Gözleri Aşka Gülen - Juanito'nun hikayesi

        “Los Alcarson” Fransız bir müzik grubudur. 1960’lı yıllarda çıkardıkları bir İspanyolca albüm kısa sürede dünyada büyük ilgi görürken, özellikle Türkiye’de listelerde birinci sıraya oturur. Bunun üzerine grup üyeleri Türkiye’ye gelip sevenleriyle tanışma ve onlara konser verme kararı alarak Lyon’dan İstanbul’a gelmekte olan “Orient Express”e atlar. Oradan da yine trenle ilk konser verecekleri yer olan Ankara’ya geçeceklerdir. Tesadüf bu ya, trende İstanbul’a gitmekte olan Ermeni asıllı bir Türkiyeliyle tanışırlar. Kendilerini tanıttıktan sonra Türkiye’ye gitme sebeplerinden bahsederler ve konserde bir Türkçe parça okumak istediklerini söyleyerek o dönem Türkiye’deki en popüler şarkıyı sorarlar. Tanıştıkları kişi grup üyelerinin o dönem Türkiye’de oldukça popüler olan Zeki Müren’in “Gözleri Aşka Gülen” şarkısının sözlerini ve melodisini kaleme dökmelerine yardım eder. Grup üyeleri uzun süren yolculuk boyunca bu şarkıya çalıştıktan sonra Sirkeci Garı’na indiklerinde şarkıyı sahnede söylemeye hazırdırlar bile.

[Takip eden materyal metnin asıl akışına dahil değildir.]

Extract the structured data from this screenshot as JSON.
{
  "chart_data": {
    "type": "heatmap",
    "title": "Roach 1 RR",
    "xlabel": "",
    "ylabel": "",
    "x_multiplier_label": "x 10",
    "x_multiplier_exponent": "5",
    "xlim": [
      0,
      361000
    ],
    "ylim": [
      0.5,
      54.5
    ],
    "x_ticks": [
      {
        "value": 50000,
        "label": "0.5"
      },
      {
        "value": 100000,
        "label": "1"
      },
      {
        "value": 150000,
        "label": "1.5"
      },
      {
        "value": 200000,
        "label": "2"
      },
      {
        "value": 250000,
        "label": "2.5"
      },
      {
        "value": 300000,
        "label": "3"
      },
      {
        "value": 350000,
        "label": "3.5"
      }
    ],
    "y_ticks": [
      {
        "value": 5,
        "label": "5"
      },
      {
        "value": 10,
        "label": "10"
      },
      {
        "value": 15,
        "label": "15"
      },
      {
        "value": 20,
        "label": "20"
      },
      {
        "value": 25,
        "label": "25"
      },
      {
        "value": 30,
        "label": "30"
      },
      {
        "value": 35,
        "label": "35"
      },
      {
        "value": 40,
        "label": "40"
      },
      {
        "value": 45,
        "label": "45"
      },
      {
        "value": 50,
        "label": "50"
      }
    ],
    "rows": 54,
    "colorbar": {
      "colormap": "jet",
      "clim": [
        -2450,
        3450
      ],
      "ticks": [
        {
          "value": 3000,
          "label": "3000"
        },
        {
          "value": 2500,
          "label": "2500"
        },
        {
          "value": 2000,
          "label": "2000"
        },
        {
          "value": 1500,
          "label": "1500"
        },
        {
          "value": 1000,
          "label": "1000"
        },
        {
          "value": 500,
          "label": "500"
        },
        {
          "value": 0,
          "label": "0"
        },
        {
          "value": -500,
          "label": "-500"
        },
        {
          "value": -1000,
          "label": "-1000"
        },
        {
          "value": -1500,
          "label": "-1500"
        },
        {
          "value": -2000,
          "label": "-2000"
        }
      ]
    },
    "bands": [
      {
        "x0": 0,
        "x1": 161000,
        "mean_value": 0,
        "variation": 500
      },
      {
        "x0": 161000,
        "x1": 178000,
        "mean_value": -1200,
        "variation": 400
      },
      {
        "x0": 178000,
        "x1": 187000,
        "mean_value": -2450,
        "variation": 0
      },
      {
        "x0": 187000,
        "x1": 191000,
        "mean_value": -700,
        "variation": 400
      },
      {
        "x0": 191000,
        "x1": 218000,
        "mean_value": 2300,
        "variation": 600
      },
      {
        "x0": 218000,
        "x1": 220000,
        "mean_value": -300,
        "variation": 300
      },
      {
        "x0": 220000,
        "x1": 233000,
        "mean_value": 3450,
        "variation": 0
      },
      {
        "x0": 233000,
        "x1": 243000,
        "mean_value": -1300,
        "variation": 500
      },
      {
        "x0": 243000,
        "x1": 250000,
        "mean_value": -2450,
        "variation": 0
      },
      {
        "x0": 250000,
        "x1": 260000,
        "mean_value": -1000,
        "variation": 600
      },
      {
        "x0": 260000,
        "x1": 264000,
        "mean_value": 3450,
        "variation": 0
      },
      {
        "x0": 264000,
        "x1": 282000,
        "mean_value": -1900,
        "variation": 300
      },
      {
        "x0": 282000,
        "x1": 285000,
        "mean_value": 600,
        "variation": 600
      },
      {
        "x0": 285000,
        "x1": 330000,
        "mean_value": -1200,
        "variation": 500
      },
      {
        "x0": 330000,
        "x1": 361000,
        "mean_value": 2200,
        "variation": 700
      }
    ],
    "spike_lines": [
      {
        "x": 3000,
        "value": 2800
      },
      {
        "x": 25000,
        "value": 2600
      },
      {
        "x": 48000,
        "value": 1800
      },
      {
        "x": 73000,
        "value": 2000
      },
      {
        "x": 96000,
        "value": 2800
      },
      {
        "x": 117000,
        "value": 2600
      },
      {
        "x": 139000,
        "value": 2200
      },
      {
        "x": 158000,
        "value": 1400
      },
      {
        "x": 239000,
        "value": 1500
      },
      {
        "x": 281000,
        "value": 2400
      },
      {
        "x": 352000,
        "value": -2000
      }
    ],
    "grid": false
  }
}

        İlk konser aynı günün akşamı Ankara’dadır. Konser verecekleri salonda büyük bir kalabalığın yanı sıra Dario Moreno da vardır. Los Alcarson “Gözleri Aşka Gülen”i söylerken salondan büyük bir ilgi ve alkış görür. Bu yoğun ilgi üzerine Türklere çok ısınan ve Türkiye’yi çok seven solist Juanito grubundan ayrılarak Türkiye’ye yerleşmeye karar verir. Bu fikrini ilk açtığı kişi olan babası ise şu sözlerle destekler oğlunu: “Oğlum sen zaten Tunus’ta doğdun, yani bir yerde Osmanlı’sın. Şu anda da aslında özüne dönüyorsun. Ben bundan mutluluk duyarım."

        Juanito 3 ay gibi kısa bir sürede Türkçe öğrenir, İstanbul’da ve Dario Moreno sayesinde Ege Bölgesi’nde birçok konser verir, özellikle o dönem Fecri Ebcioğlu’nun başını çektiği kişilerle birlikte çalışarak Fransızca’dan çevrilen bir çok şarkıyı kırık Türkçesiyle seslendirir ve herkese sevdirir. Sonrasında ise ses tellerinden geçirdiği bir rahatsızlık üzerine müzik kariyerine nokta koymak zorunda kalır ve tıpkı Türkiye’ye gelişi gibi yine sessiz sedasız bir şekilde ayrılır bu topraklardan.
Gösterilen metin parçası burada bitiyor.